Выбрать главу

Однако в «Дуокишкисе» действительность и факты истории показаны уже не сквозь призму восприятия ребенка или подростка, они увидены прямо и непосредственно, глазами зрелого человека, писателя. Исторические события в повести как бы выдвигаются на передний план, художественные обобщения становятся шире, значительнее, ирония уже не столь простодушна — порой ее пронизывает мучительная боль.

Пожалуй, наибольший интерес, а в некоторых случаях и противоречивые оценки читателей и критики вызывает принятый С. Шальтянисом способ изображения. Это смех, все степени смеха, от мягкой улыбки до горестной иронии и гротеска. Такая манера присуща и предшествующему творчеству С. Шальтяниса, однако в «Ореховом хлебе» и «Дуокишкисе» она проявилась особенно четко. Возможно, это органическая черта его таланта, хотя по природе своей С. Шальтянис — лирик, унаследовавший традицию лиризма, характерную для литовской литературы, особенно для творчества тех писателей, которые, как и С. Шальтянис, родом из северо-восточной части Литвы — Аукштайтии: А. Баранаускас, А. Вайжгантас, А. Венуолис, Ю. Балтушис. Этот край по праву считается Меккой литовской литературы. Однако в данном случае, видимо, сыграли роль определенные тенденции в литературе последних лет, главным образом в прозе. Ироническое начало усиливается и развивается в творчестве не только С. Шальтяниса, но и в произведениях многих других литовских прозаиков. Это естественная реакция самой литературы на определенную апофеозную приподнятость, на преувеличенную драматизацию — черты, присущие некоторым произведениям литовской прозы последних десятилетий, а также на «роман внутреннего монолога». Литературный процесс, как и все в мире, любит равновесие.

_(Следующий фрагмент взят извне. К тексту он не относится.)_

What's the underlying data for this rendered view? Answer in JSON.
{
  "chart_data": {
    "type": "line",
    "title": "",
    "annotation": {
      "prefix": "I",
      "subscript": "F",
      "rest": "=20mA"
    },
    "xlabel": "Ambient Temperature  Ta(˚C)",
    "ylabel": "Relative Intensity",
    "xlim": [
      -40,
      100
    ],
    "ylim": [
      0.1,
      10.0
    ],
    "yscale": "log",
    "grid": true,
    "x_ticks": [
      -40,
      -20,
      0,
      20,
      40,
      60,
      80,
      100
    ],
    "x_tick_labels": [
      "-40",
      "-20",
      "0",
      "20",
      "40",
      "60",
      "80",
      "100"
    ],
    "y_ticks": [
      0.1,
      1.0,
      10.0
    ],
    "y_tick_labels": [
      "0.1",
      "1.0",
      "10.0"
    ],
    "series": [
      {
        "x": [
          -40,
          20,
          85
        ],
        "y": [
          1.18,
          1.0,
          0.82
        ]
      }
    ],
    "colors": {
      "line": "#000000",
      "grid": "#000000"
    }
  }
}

Приходится удивляться (порой даже содрогаться!) тому, как С. Шальтянис безжалостно, словно бы даже легкомысленно лишает события, образы ложноромантического ореола. Его повествование — импровизированное, тяготеющее к аллегории, символам (тут же и развенчиваемым). Он подвергает ироническому осмеянию не только «изгибы» судьбы и бесславный конец директора гимназии Спельскиса (к слову сказать, в ином ракурсе образ этого представителя определенной части старой интеллигенции заслуживал бы не только шаржа). В иронических тонах подается трагедия и самого Григалюнаса — Иисуса, уверовавшего в свою историческую миссию. Чего стоит одна только сцена его смерти в хлеву! Шелуха лжи облетает не только с судьбы человека, но и с идей, которые в определенное время вводили людей в заблуждение, сталкивая их с пути истины, с пути исторической реальности и прогресса. Автор отметает все, что мешает познанию истины, единственной, ясной.

И все-таки что же остается, когда писатель так решительно пускает в ход свою иронию и так усердно скалывает с событий, людей, мифов потускневшую «бронзу»?

Остаются бесконечная доброта человека, твердость его духа, постоянно, иногда даже настойчиво поэтизируемые автором. Вспомним светлый образ батрачки тети Ангели. Горькая судьба избороздила морщинами ее лицо, больше, чем чье-либо другое, но ведь и доброты ей было отпущено больше, чем другим. Образ Ангели становится символом доброты и мужества, а ее раздумья звучат как выражение извечной народной мудрости.

Сквозь ироническое повествование прорывается уже не ироничный, а утверждающий собственные идеалы голос автора. Батрачка Ангеля имеет общие черты с традиционным для литовского фольклора и литературы положительным женским образом. Подобные образы свойственны и литературам других народов. Ангеля в известном смысле олицетворение своих соплеменников, столь многое выстрадавших, но деятельных, живучих, щедро творящих добро. Ведь именно тетя Ангеля, рискуя жизнью, приютила у себя и спасла русского военнопленного, бежавшего из фашистского лагеря смерти. История этих двух людей, рассказанная с волнующей теплотой, обретает в повести принципиально важное звучание.

Эта доброта тети Ангели, эта высокая нота активного гуманизма, очищенного от позы и фальши, таятся в глубине стилистической ткани повести. Отнюдь не одна только ирония, не одна только насмешка слышны здесь. Смешную сторону явления писатель демонстрирует лишь в той мере, в какой это необходимо. У «антидрамы» всегда имеется оборотная сторона — подлинная драма, но она, эта реальная драма или трагедия, всегда рядом, всегда ощущается читателем. Не то что абзац, каждая фраза тут чрезвычайно емка, полна поначалу незаметных внутренних водоворотов.